By James Laurenceson, University of Technology Sydney
Despite a free trade agreement dropping tariffs from Australian beef imports to China, Australia’s ability to supply China has gone backwards. In 2014-15, the volume of Australia’s beef exports to China fell by 28%. And according to the latest data from Meat and Livestock Australia, in the first seven months of 2016, Australia exported 33% less than the same period in 2015.
The cattle and beef trade is a poster child for Australia’s next-generation engagement with China. But an independent report explains the complexity of the industry preventing Australian beef producers from benefiting.
China’s growing demand for beef stems from its middle class, which will continue to expand for decades to come. Between 2011-12 and 2013-14, the volume of our beef exports to China increased 20-fold. The report emphasises this spike in trading was mostly a coincidence of short-term factors.
Drought conditions in Australia led to a jump in slaughter numbers. But this also meant that when the rains returned, herds needed to be restocked.
The Chinese market has also proven quirky. Demand suffered from an anti-corruption drive launched at the end of 2012 that slashed banqueting by government officials. Beef was a popular luxury item on the menu.
Most Chinese are not acquiring an everyday taste for beef. A different study found that while the average urban Chinese was eating 28% more beef in 2010 than 2000, they still consumed eight times more pork, a relative preference that hadn’t changed.
Some of the much-heralded trade policy breakthroughs may also not be as liberating as hoped.
In July last year a new health protocol was struck that made Australia the only country legally able to export live feeder and slaughter cattle to China. Agriculture Minister Barnaby Joyce said that within a decade the head of cattle going to China could reach one million a year, up from around 120,000.
While the health protocol makes a live cattle trade technically possible, its details make the logistics costly. The latest report’s authors consider that exports on any significant scale – let alone one million head a year – are highly unlikely.
Animal welfare is less a concern for live cattle exports to China. This is because large and modern feedlots and abattoirs will take ownership of cattle, unlike the small, individual butchers seen throughout Southeast Asia.
In December 2015, the Chinese government committed to eliminating tariffs on imports of Australian beef, as part of the historic China-Australia Free Trade Agreement.
But even the free trade agreement may not provide an advantage for long. Food price inflation and the fact that beef is a staple food for some of China’s minorities, are causing the Chinese government to abandon protection for the domestic industry generally.
While Australia has a head start, competition is rising. Singled out for special mention by the report is Brazil. In 2012, Brazilian exports to China were suspended due to disease but market access was regained in the middle of 2015. By September 2015, the volume of Brazilian frozen beef exports to China already exceeded that from Australia.
Australian beef producers also need to worry about Uruguay, Canada, Argentina, the US and even India.
Despite all these challenges, the report is fundamentally optimistic in its outlook.
China’s own beef industry – which produces three times more output than Australia’s – is shrinking as farmers take up more lucrative opportunities elsewhere in the economy.
Urbanisation also still has a long way to run. Only 56% of China’s population is living in cities, compared with 89% in Australia. The average Chinese urban dweller consumes four times as much beef as their rural counterpart.

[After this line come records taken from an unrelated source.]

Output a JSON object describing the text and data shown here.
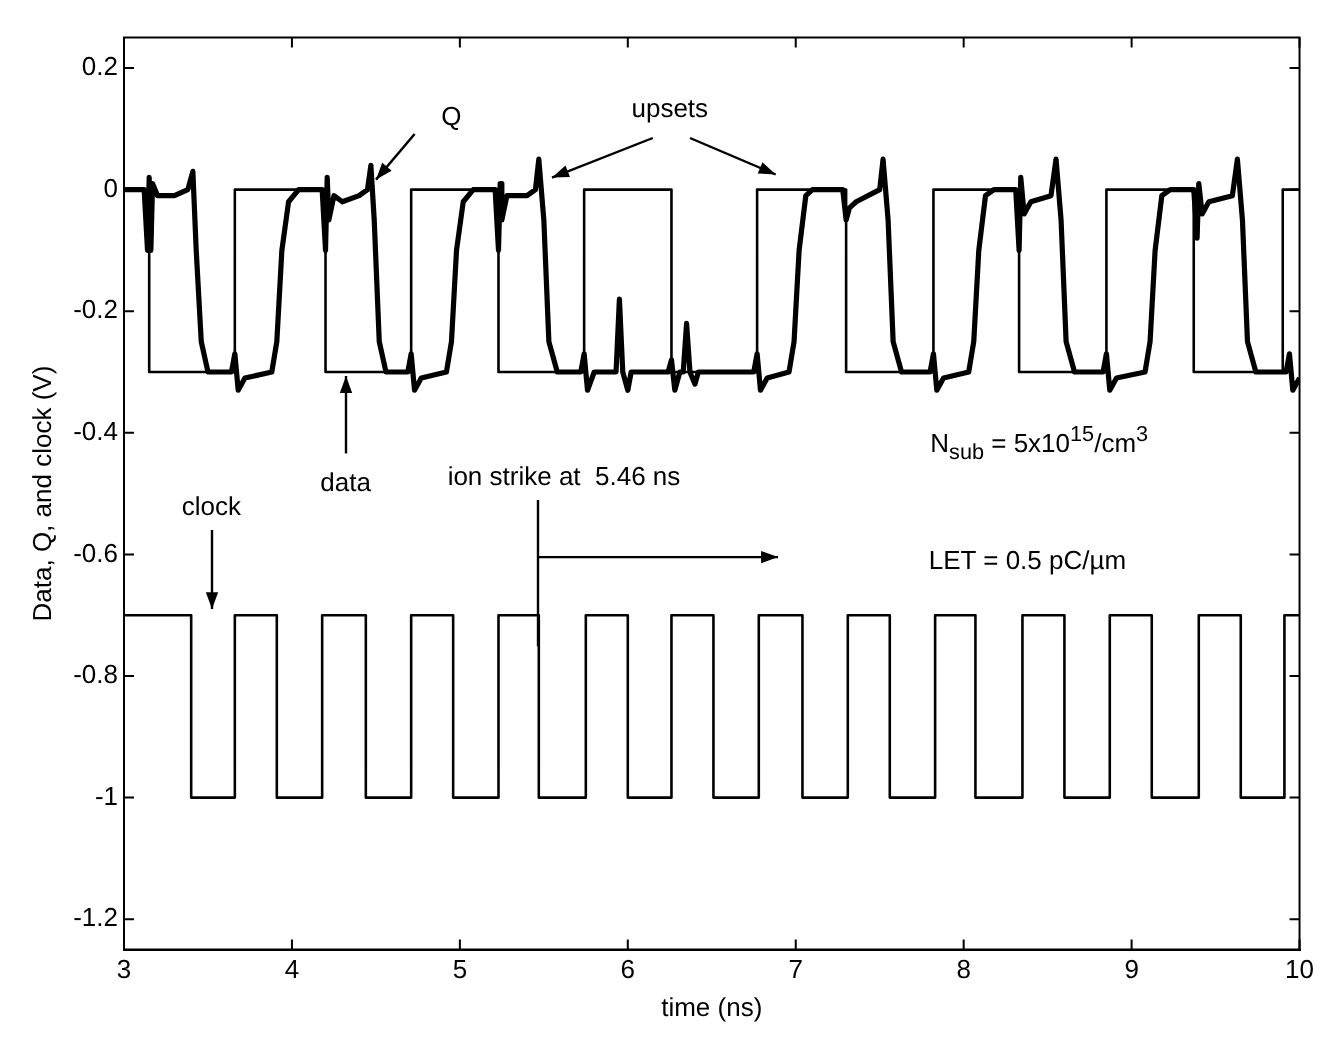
{
  "chart_data": {
    "type": "line",
    "xlabel": "time (ns)",
    "ylabel": "Data, Q, and clock (V)",
    "xlim": [
      3,
      10
    ],
    "xticks": [
      3,
      4,
      5,
      6,
      7,
      8,
      9,
      10
    ],
    "ylim": [
      -1.25,
      0.25
    ],
    "yticks": [
      0.2,
      0,
      -0.2,
      -0.4,
      -0.6,
      -0.8,
      -1,
      -1.2
    ],
    "grid": false,
    "legend": false,
    "marker": "none",
    "line_style": "solid",
    "series": [
      {
        "type": "step",
        "color": "#000000",
        "x": [
          3,
          3.15,
          3.66,
          4.2,
          4.71,
          5.23,
          5.74,
          6.26,
          6.77,
          7.3,
          7.82,
          8.33,
          8.85,
          9.37,
          9.9,
          10
        ],
        "values": [
          0,
          -0.3,
          0,
          -0.3,
          0,
          -0.3,
          0,
          -0.3,
          0,
          -0.3,
          0,
          -0.3,
          0,
          -0.3,
          0,
          0
        ]
      },
      {
        "type": "step",
        "color": "#000000",
        "x": [
          3,
          3.4,
          3.66,
          3.91,
          4.18,
          4.44,
          4.71,
          4.96,
          5.23,
          5.47,
          5.75,
          6,
          6.26,
          6.51,
          6.78,
          7.04,
          7.31,
          7.56,
          7.83,
          8.07,
          8.35,
          8.6,
          8.87,
          9.12,
          9.4,
          9.65,
          9.91,
          10
        ],
        "values": [
          -0.7,
          -1,
          -0.7,
          -1,
          -0.7,
          -1,
          -0.7,
          -1,
          -0.7,
          -1,
          -0.7,
          -1,
          -0.7,
          -1,
          -0.7,
          -1,
          -0.7,
          -1,
          -0.7,
          -1,
          -0.7,
          -1,
          -0.7,
          -1,
          -0.7,
          -1,
          -0.7,
          -0.7
        ]
      },
      {
        "color": "#000000",
        "x": [
          3,
          3.12,
          3.14,
          3.15,
          3.16,
          3.17,
          3.2,
          3.3,
          3.38,
          3.41,
          3.43,
          3.46,
          3.5,
          3.64,
          3.66,
          3.68,
          3.72,
          3.88,
          3.91,
          3.94,
          3.98,
          4.04,
          4.18,
          4.2,
          4.21,
          4.22,
          4.25,
          4.3,
          4.4,
          4.45,
          4.47,
          4.49,
          4.52,
          4.56,
          4.69,
          4.71,
          4.73,
          4.77,
          4.92,
          4.95,
          4.98,
          5.02,
          5.08,
          5.21,
          5.23,
          5.24,
          5.25,
          5.28,
          5.4,
          5.45,
          5.47,
          5.5,
          5.53,
          5.58,
          5.72,
          5.74,
          5.76,
          5.8,
          5.93,
          5.95,
          5.97,
          6,
          6.02,
          6.24,
          6.26,
          6.28,
          6.31,
          6.33,
          6.35,
          6.37,
          6.4,
          6.42,
          6.75,
          6.77,
          6.79,
          6.83,
          6.96,
          6.99,
          7.02,
          7.06,
          7.1,
          7.28,
          7.3,
          7.32,
          7.36,
          7.5,
          7.52,
          7.55,
          7.58,
          7.63,
          7.8,
          7.82,
          7.84,
          7.88,
          8.03,
          8.06,
          8.09,
          8.13,
          8.18,
          8.31,
          8.33,
          8.34,
          8.36,
          8.4,
          8.52,
          8.55,
          8.58,
          8.61,
          8.66,
          8.83,
          8.85,
          8.87,
          8.91,
          9.08,
          9.11,
          9.14,
          9.18,
          9.23,
          9.37,
          9.39,
          9.4,
          9.42,
          9.46,
          9.6,
          9.63,
          9.66,
          9.69,
          9.74,
          9.92,
          9.94,
          9.96,
          10
        ],
        "values": [
          0,
          0,
          -0.1,
          0.02,
          -0.1,
          0.01,
          -0.01,
          -0.01,
          0,
          0.03,
          -0.1,
          -0.25,
          -0.3,
          -0.3,
          -0.27,
          -0.33,
          -0.31,
          -0.3,
          -0.25,
          -0.1,
          -0.02,
          0,
          0,
          -0.1,
          0.02,
          -0.05,
          -0.01,
          -0.02,
          -0.01,
          0,
          0.04,
          -0.05,
          -0.25,
          -0.3,
          -0.3,
          -0.27,
          -0.33,
          -0.31,
          -0.3,
          -0.25,
          -0.1,
          -0.02,
          0,
          0,
          -0.1,
          0.01,
          -0.05,
          -0.01,
          -0.01,
          0,
          0.05,
          -0.05,
          -0.25,
          -0.3,
          -0.3,
          -0.27,
          -0.33,
          -0.3,
          -0.3,
          -0.18,
          -0.3,
          -0.33,
          -0.3,
          -0.3,
          -0.28,
          -0.33,
          -0.3,
          -0.3,
          -0.22,
          -0.3,
          -0.32,
          -0.3,
          -0.3,
          -0.27,
          -0.33,
          -0.31,
          -0.3,
          -0.25,
          -0.1,
          -0.01,
          0,
          0,
          -0.05,
          -0.03,
          -0.02,
          0,
          0.05,
          -0.05,
          -0.25,
          -0.3,
          -0.3,
          -0.27,
          -0.33,
          -0.31,
          -0.3,
          -0.25,
          -0.1,
          -0.01,
          0,
          0,
          -0.1,
          0.02,
          -0.04,
          -0.02,
          -0.01,
          0.05,
          -0.05,
          -0.25,
          -0.3,
          -0.3,
          -0.27,
          -0.33,
          -0.31,
          -0.3,
          -0.25,
          -0.1,
          -0.01,
          0,
          0,
          -0.08,
          0.01,
          -0.04,
          -0.02,
          -0.01,
          0.05,
          -0.05,
          -0.25,
          -0.3,
          -0.3,
          -0.27,
          -0.33,
          -0.31
        ]
      }
    ],
    "annotations": [
      "Q",
      "upsets",
      {
        "text": "data",
        "x": 4.32,
        "y": -0.3
      },
      "clock",
      {
        "text": "ion strike at  5.46 ns",
        "x": 5.46,
        "y": -0.75
      },
      "N$_{sub}$ = 5x10$^{15}$/cm$^{3}$",
      "LET = 0.5 pC/µm"
    ]
  }
}
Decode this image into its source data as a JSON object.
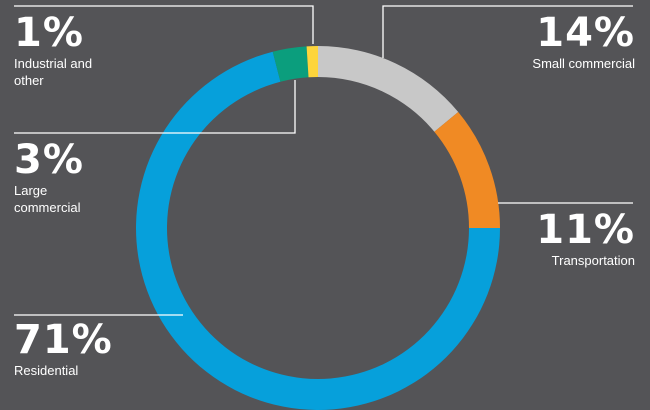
{
  "chart_data": {
    "type": "pie",
    "variant": "donut",
    "start_angle_deg": 0,
    "direction": "clockwise",
    "slices": [
      {
        "label": "Small commercial",
        "value": 14,
        "value_label": "14%",
        "color": "#c8c8c8"
      },
      {
        "label": "Transportation",
        "value": 11,
        "value_label": "11%",
        "color": "#f08a24"
      },
      {
        "label": "Residential",
        "value": 71,
        "value_label": "71%",
        "color": "#06a0db"
      },
      {
        "label": "Large commercial",
        "value": 3,
        "value_label": "3%",
        "color": "#0b9e7d"
      },
      {
        "label": "Industrial and other",
        "value": 1,
        "value_label": "1%",
        "color": "#fdd53c"
      }
    ],
    "title": "",
    "legend": "none"
  },
  "colors": {
    "background": "#545457",
    "leader_line": "#ffffff",
    "text": "#ffffff"
  }
}
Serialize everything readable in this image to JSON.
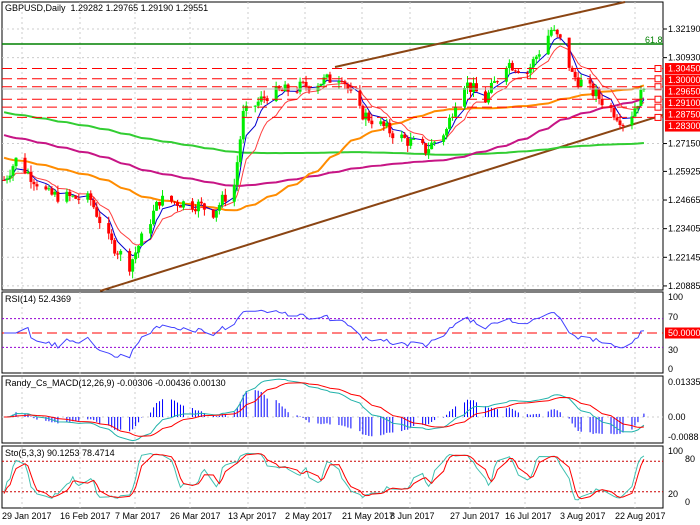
{
  "header": {
    "symbol_timeframe": "GBPUSD,Daily",
    "ohlc": "1.29282 1.29765 1.29190 1.29551"
  },
  "fib_label": "61.8",
  "colors": {
    "bull": "#00ee00",
    "bear": "#ff0000",
    "channel": "#8b4513",
    "fib": "#008000",
    "level": "#ff0000",
    "ma_slow": "#32cd32",
    "ma_mid": "#c71585",
    "ma_orange": "#ff8c00",
    "ma_red": "#ff4040",
    "ma_blue": "#0000cd",
    "macd_main": "#20b2aa",
    "macd_signal": "#ff0000",
    "macd_hist": "#0000ff",
    "rsi": "#4040ff",
    "sto_main": "#40c0b0",
    "sto_signal": "#ff0000"
  },
  "price_axis": [
    "1.32190",
    "1.30930",
    "1.27150",
    "1.25925",
    "1.24665",
    "1.23405",
    "1.22145",
    "1.20885"
  ],
  "level_labels": [
    "1.30450",
    "1.30000",
    "1.29650",
    "1.29100",
    "1.28750",
    "1.28300"
  ],
  "date_axis": [
    "29 Jan 2017",
    "16 Feb 2017",
    "7 Mar 2017",
    "26 Mar 2017",
    "13 Apr 2017",
    "2 May 2017",
    "21 May 2017",
    "8 Jun 2017",
    "27 Jun 2017",
    "16 Jul 2017",
    "3 Aug 2017",
    "22 Aug 2017"
  ],
  "rsi": {
    "title": "RSI(14) 52.4369",
    "axis": [
      "100",
      "70",
      "50.0000",
      "30",
      "0"
    ]
  },
  "macd": {
    "title": "Randy_Cs_MACD(12,26,9) -0.00306 -0.00436 0.00130",
    "axis": [
      "0.01335",
      "0.00",
      "-0.0088"
    ]
  },
  "sto": {
    "title": "Sto(5,3,3) 90.1253 78.4714",
    "axis": [
      "100",
      "80",
      "20",
      "0"
    ]
  },
  "chart_data": {
    "type": "candlestick",
    "title": "GBPUSD,Daily",
    "ylim": [
      1.20885,
      1.331
    ],
    "levels": [
      1.3045,
      1.3,
      1.2965,
      1.291,
      1.2875,
      1.283
    ],
    "last_price": 1.29551,
    "closes": [
      [
        "2017-01-23",
        1.2555
      ],
      [
        "2017-01-27",
        1.2643
      ],
      [
        "2017-02-07",
        1.2489
      ],
      [
        "2017-02-21",
        1.2467
      ],
      [
        "2017-02-27",
        1.2291
      ],
      [
        "2017-03-06",
        1.2181
      ],
      [
        "2017-03-16",
        1.2467
      ],
      [
        "2017-03-29",
        1.2445
      ],
      [
        "2017-04-03",
        1.2414
      ],
      [
        "2017-04-10",
        1.2533
      ],
      [
        "2017-04-13",
        1.2841
      ],
      [
        "2017-04-21",
        1.2929
      ],
      [
        "2017-05-01",
        1.2959
      ],
      [
        "2017-05-11",
        1.2995
      ],
      [
        "2017-05-16",
        1.3017
      ],
      [
        "2017-05-21",
        1.2863
      ],
      [
        "2017-06-03",
        1.2753
      ],
      [
        "2017-06-13",
        1.2687
      ],
      [
        "2017-06-20",
        1.2775
      ],
      [
        "2017-06-25",
        1.2995
      ],
      [
        "2017-07-03",
        1.2907
      ],
      [
        "2017-07-10",
        1.3074
      ],
      [
        "2017-07-17",
        1.303
      ],
      [
        "2017-07-25",
        1.3215
      ],
      [
        "2017-07-29",
        1.3149
      ],
      [
        "2017-08-01",
        1.3017
      ],
      [
        "2017-08-09",
        1.2929
      ],
      [
        "2017-08-16",
        1.2841
      ],
      [
        "2017-08-19",
        1.2797
      ],
      [
        "2017-08-25",
        1.29551
      ]
    ]
  }
}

And for all the talk of a slowing Chinese economy, the emergence of China’s middle class remains on track. The OECD says between 2009 and 2030, its ranks will swell by more than 850 million. Compare that with only an additional 16 million in Europe.
We could still sabotage of our own chances.
The report concludes that Chinese investment in Australia’s beef industry, from farms to abattoirs, would help to make the trade potential a reality. Earlier this month Tony Mahar, chief executive of the National Farmers Federation, made the same point in arguing for fewer restrictions on foreign investment in the agricultural sector as a whole.
Just a few weeks ago, Treasurer Scott Morrison approved the sale of the Carlton Hill cattle station to a Chinese buyer. The new owner immediately leased back the station’s cattle production operations to the previous owner, Australia’s Consolidated Pastoral Company, recognising the experience and expertise they had in running the business.
But for Treasurer Morrison it was a different story back in March when he rejected a Chinese bid for S Kidman and Co. That’s money still sitting in Shanghai. Instead it could be here, hard at work making more beef to sell to China.
James Laurenceson is deputy director and a professor at the Australia-China Relations Institute (ACRI), at the University of Technology Sydney.